“Most of my colleagues sympathized with Yeltsin,” Weir continued. “They took a cheerleading role, following the verdict of the Clinton administration. Secretary of State Warren Christopher came over here and gave a speech at Moscow University in which he said—and these aren’t the exact words—the US doesn’t usually support the overthrow of elected governments, but in this case it was the last battle against Communism. Media depicted these parliamentarians as Communist hardliners. I totally disagreed with that.”
Christopher’s exact words were, “[t]he United States does not easily support the suspension of parliaments. But these are extraordinary times.”
Bit of a stretch to blame the kleptocracy of '90s Russia on Western press, innit? I mean, it's not like the Russians were sitting around reading the Wall Street Journal wondering what to do.

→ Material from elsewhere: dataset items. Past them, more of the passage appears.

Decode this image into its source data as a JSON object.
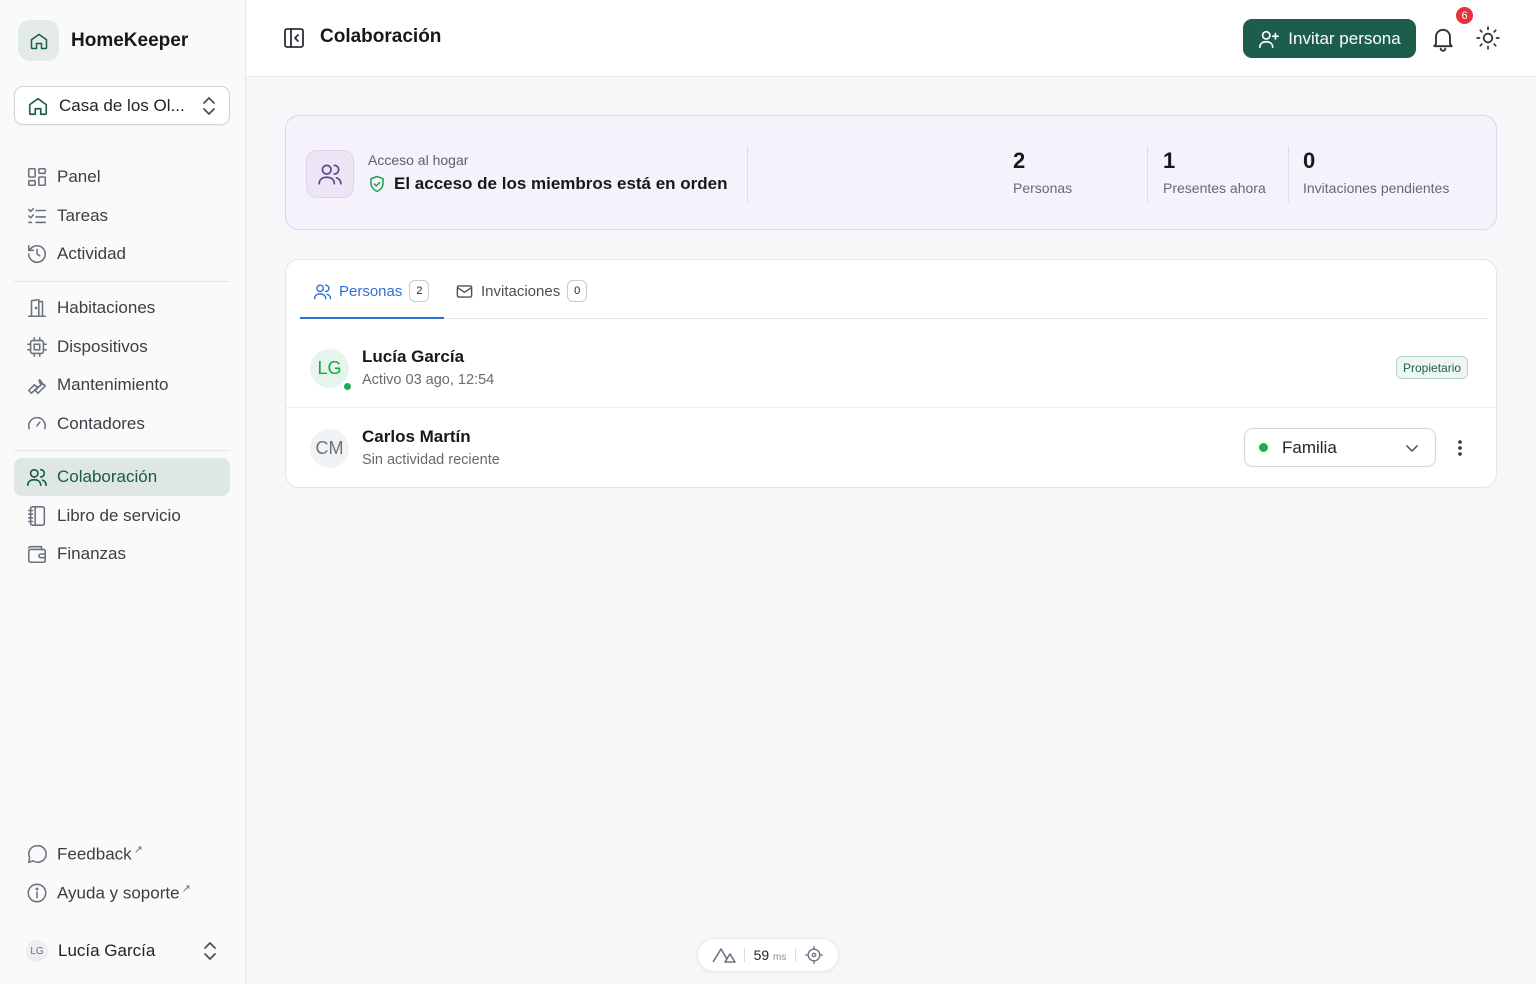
{
  "app": {
    "name": "HomeKeeper"
  },
  "home_selector": {
    "label": "Casa de los Ol..."
  },
  "nav": {
    "main": [
      {
        "label": "Panel",
        "icon": "grid-icon"
      },
      {
        "label": "Tareas",
        "icon": "checklist-icon"
      },
      {
        "label": "Actividad",
        "icon": "history-icon"
      }
    ],
    "home": [
      {
        "label": "Habitaciones",
        "icon": "door-icon"
      },
      {
        "label": "Dispositivos",
        "icon": "chip-icon"
      },
      {
        "label": "Mantenimiento",
        "icon": "wrench-icon"
      },
      {
        "label": "Contadores",
        "icon": "gauge-icon"
      }
    ],
    "manage": [
      {
        "label": "Colaboración",
        "icon": "users-icon",
        "active": true
      },
      {
        "label": "Libro de servicio",
        "icon": "notebook-icon"
      },
      {
        "label": "Finanzas",
        "icon": "wallet-icon"
      }
    ],
    "footer": [
      {
        "label": "Feedback",
        "icon": "message-icon"
      },
      {
        "label": "Ayuda y soporte",
        "icon": "info-icon"
      }
    ]
  },
  "user": {
    "initials": "LG",
    "name": "Lucía García"
  },
  "header": {
    "title": "Colaboración",
    "invite_label": "Invitar persona",
    "notifications_count": "6"
  },
  "summary": {
    "kicker": "Acceso al hogar",
    "status": "El acceso de los miembros está en orden",
    "stats": [
      {
        "value": "2",
        "label": "Personas"
      },
      {
        "value": "1",
        "label": "Presentes ahora"
      },
      {
        "value": "0",
        "label": "Invitaciones pendientes"
      }
    ]
  },
  "tabs": [
    {
      "label": "Personas",
      "count": "2",
      "active": true
    },
    {
      "label": "Invitaciones",
      "count": "0"
    }
  ],
  "members": [
    {
      "initials": "LG",
      "name": "Lucía García",
      "sub": "Activo 03 ago, 12:54",
      "role": "Propietario",
      "online": true
    },
    {
      "initials": "CM",
      "name": "Carlos Martín",
      "sub": "Sin actividad reciente",
      "role": "Familia",
      "online": false
    }
  ],
  "perf": {
    "value": "59",
    "unit": "ms"
  },
  "colors": {
    "accent": "#1c5d4b",
    "tab_active": "#2f6fd6",
    "badge": "#e5323b",
    "online": "#16b04f"
  }
}
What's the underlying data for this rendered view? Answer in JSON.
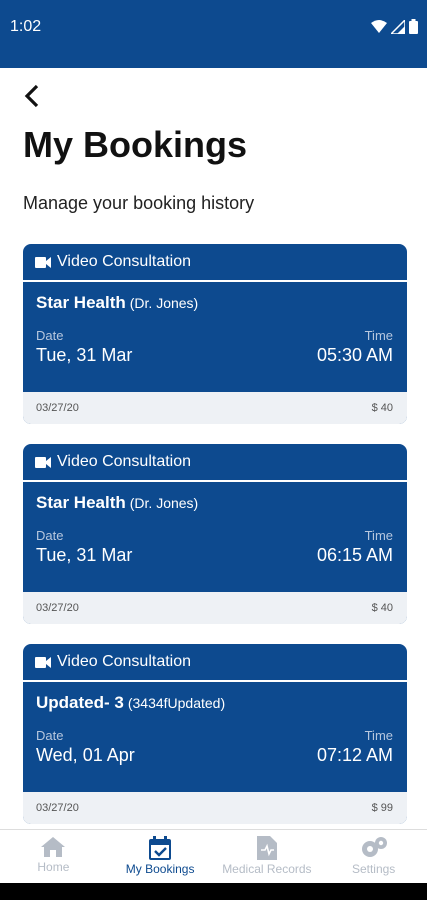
{
  "status": {
    "time": "1:02"
  },
  "header": {
    "title": "My Bookings",
    "subtitle": "Manage your booking history"
  },
  "labels": {
    "date": "Date",
    "time": "Time"
  },
  "bookings": [
    {
      "type": "Video Consultation",
      "name": "Star Health",
      "sub": "(Dr. Jones)",
      "date": "Tue, 31 Mar",
      "time": "05:30 AM",
      "created": "03/27/20",
      "price": "$ 40"
    },
    {
      "type": "Video Consultation",
      "name": "Star Health",
      "sub": "(Dr. Jones)",
      "date": "Tue, 31 Mar",
      "time": "06:15 AM",
      "created": "03/27/20",
      "price": "$ 40"
    },
    {
      "type": "Video Consultation",
      "name": "Updated- 3",
      "sub": "(3434fUpdated)",
      "date": "Wed, 01 Apr",
      "time": "07:12 AM",
      "created": "03/27/20",
      "price": "$ 99"
    }
  ],
  "nav": [
    {
      "label": "Home",
      "icon": "home-icon",
      "active": false
    },
    {
      "label": "My Bookings",
      "icon": "calendar-check-icon",
      "active": true
    },
    {
      "label": "Medical Records",
      "icon": "document-icon",
      "active": false
    },
    {
      "label": "Settings",
      "icon": "gear-icon",
      "active": false
    }
  ],
  "colors": {
    "primary": "#0d4a8f",
    "inactive": "#b5bcc6"
  }
}
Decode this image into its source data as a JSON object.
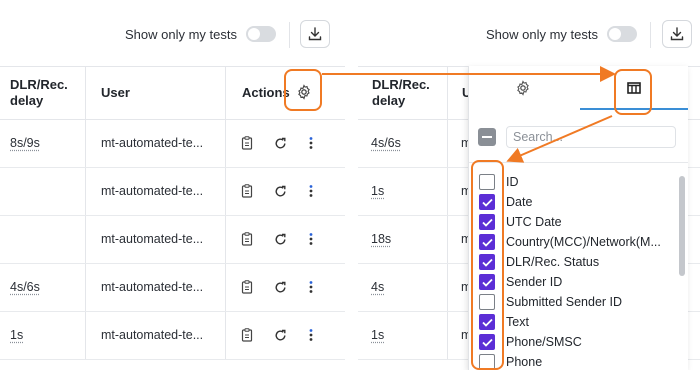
{
  "toolbar": {
    "show_only_label": "Show only my tests",
    "toggle_on": false
  },
  "table": {
    "headers": {
      "dlr": "DLR/Rec. delay",
      "user": "User",
      "actions": "Actions"
    },
    "left_rows": [
      {
        "dlr": "8s/9s",
        "user": "mt-automated-te..."
      },
      {
        "dlr": "",
        "user": "mt-automated-te..."
      },
      {
        "dlr": "",
        "user": "mt-automated-te..."
      },
      {
        "dlr": "4s/6s",
        "user": "mt-automated-te..."
      },
      {
        "dlr": "1s",
        "user": "mt-automated-te..."
      }
    ],
    "right_rows": [
      {
        "dlr": "4s/6s",
        "user": "m"
      },
      {
        "dlr": "1s",
        "user": "m"
      },
      {
        "dlr": "18s",
        "user": "m"
      },
      {
        "dlr": "4s",
        "user": "m"
      },
      {
        "dlr": "1s",
        "user": "m"
      }
    ],
    "right_user_header": "U"
  },
  "popup": {
    "search_placeholder": "Search...",
    "columns": [
      {
        "label": "ID",
        "checked": false
      },
      {
        "label": "Date",
        "checked": true
      },
      {
        "label": "UTC Date",
        "checked": true
      },
      {
        "label": "Country(MCC)/Network(M...",
        "checked": true
      },
      {
        "label": "DLR/Rec. Status",
        "checked": true
      },
      {
        "label": "Sender ID",
        "checked": true
      },
      {
        "label": "Submitted Sender ID",
        "checked": false
      },
      {
        "label": "Text",
        "checked": true
      },
      {
        "label": "Phone/SMSC",
        "checked": true
      },
      {
        "label": "Phone",
        "checked": false
      }
    ]
  },
  "colors": {
    "accent": "#5c2ed6",
    "highlight": "#f07a24",
    "tab_underline": "#3a8ed6"
  },
  "icons": [
    "toggle",
    "download-icon",
    "gear-icon",
    "columns-icon",
    "clipboard-icon",
    "refresh-icon",
    "more-vertical-icon",
    "checkmark-icon",
    "minus-icon"
  ]
}
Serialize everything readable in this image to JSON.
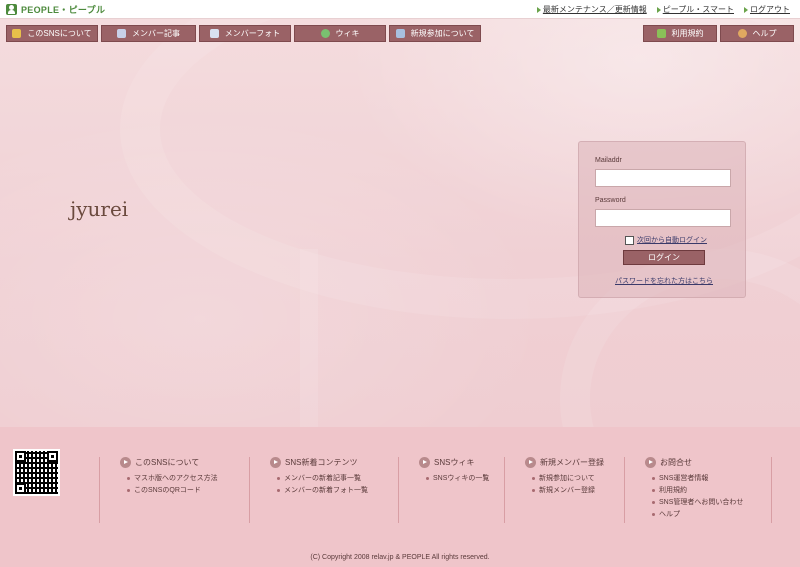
{
  "brand": {
    "name": "PEOPLE・ピープル"
  },
  "top_links": [
    {
      "label": "最新メンテナンス／更新情報"
    },
    {
      "label": "ピープル・スマート"
    },
    {
      "label": "ログアウト"
    }
  ],
  "nav": {
    "left": [
      {
        "label": "このSNSについて",
        "icon": "about-icon",
        "color": "#e8c04a"
      },
      {
        "label": "メンバー記事",
        "icon": "article-icon",
        "color": "#c8d0e8"
      },
      {
        "label": "メンバーフォト",
        "icon": "photo-icon",
        "color": "#d8e0f0"
      },
      {
        "label": "ウィキ",
        "icon": "wiki-icon",
        "color": "#7ac070"
      },
      {
        "label": "新規参加について",
        "icon": "join-icon",
        "color": "#a8c0e0"
      }
    ],
    "right": [
      {
        "label": "利用規約",
        "icon": "terms-icon",
        "color": "#8ac058"
      },
      {
        "label": "ヘルプ",
        "icon": "help-icon",
        "color": "#e0a860"
      }
    ]
  },
  "site_name": "jyurei",
  "login": {
    "mail_label": "Mailaddr",
    "mail_value": "",
    "password_label": "Password",
    "password_value": "",
    "auto_login_label": "次回から自動ログイン",
    "auto_login_checked": false,
    "submit_label": "ログイン",
    "forgot_label": "パスワードを忘れた方はこちら"
  },
  "footer": {
    "columns": [
      {
        "heading": "このSNSについて",
        "items": [
          "マスホ版へのアクセス方法",
          "このSNSのQRコード"
        ]
      },
      {
        "heading": "SNS新着コンテンツ",
        "items": [
          "メンバーの新着記事一覧",
          "メンバーの新着フォト一覧"
        ]
      },
      {
        "heading": "SNSウィキ",
        "items": [
          "SNSウィキの一覧"
        ]
      },
      {
        "heading": "新規メンバー登録",
        "items": [
          "新規参加について",
          "新規メンバー登録"
        ]
      },
      {
        "heading": "お問合せ",
        "items": [
          "SNS運営者情報",
          "利用規約",
          "SNS管理者へお問い合わせ",
          "ヘルプ"
        ]
      }
    ],
    "copyright": "(C) Copyright 2008 relav.jp & PEOPLE All rights reserved."
  },
  "colors": {
    "nav_button": "#9a6266",
    "background": "#f1cdd0",
    "brand_green": "#4c8a3c"
  }
}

Western foreign policy? Absolutely. I mean, this is Fukuyama time, an era when of course Communism lost, it was preordained by God. Now that those wily Russkis had learned their lesson, let's go buy them. What's that? We don't know anyone? Well, I know a guy and he only wants his cut. Oh, wait. And it turns out he can have us killed. Wait. Now our factory belongs to a guy with KGB connections. Oh, right. FSB. My bad. Either way, it's a write-off and I never liked it here anyway. Back to Georgetown...
The West had a choice in Russia: colonize it and hope things worked out, or throw money at it and hope things worked out. "Throwing money at it" was what we'd done for the previous 40 years; US agriculture is heavily focused on corn, wheat, rice and potatoes because those first three? We ship 'em around the world as soft power. Colonize it? That led to the breakup of the Mongol Empire.
There could have been a "Marshall Plan II" that might have achieved a lasting democracy in Russia. There wasn't. That's a tragedy. But it has nothing to do with Western journalism.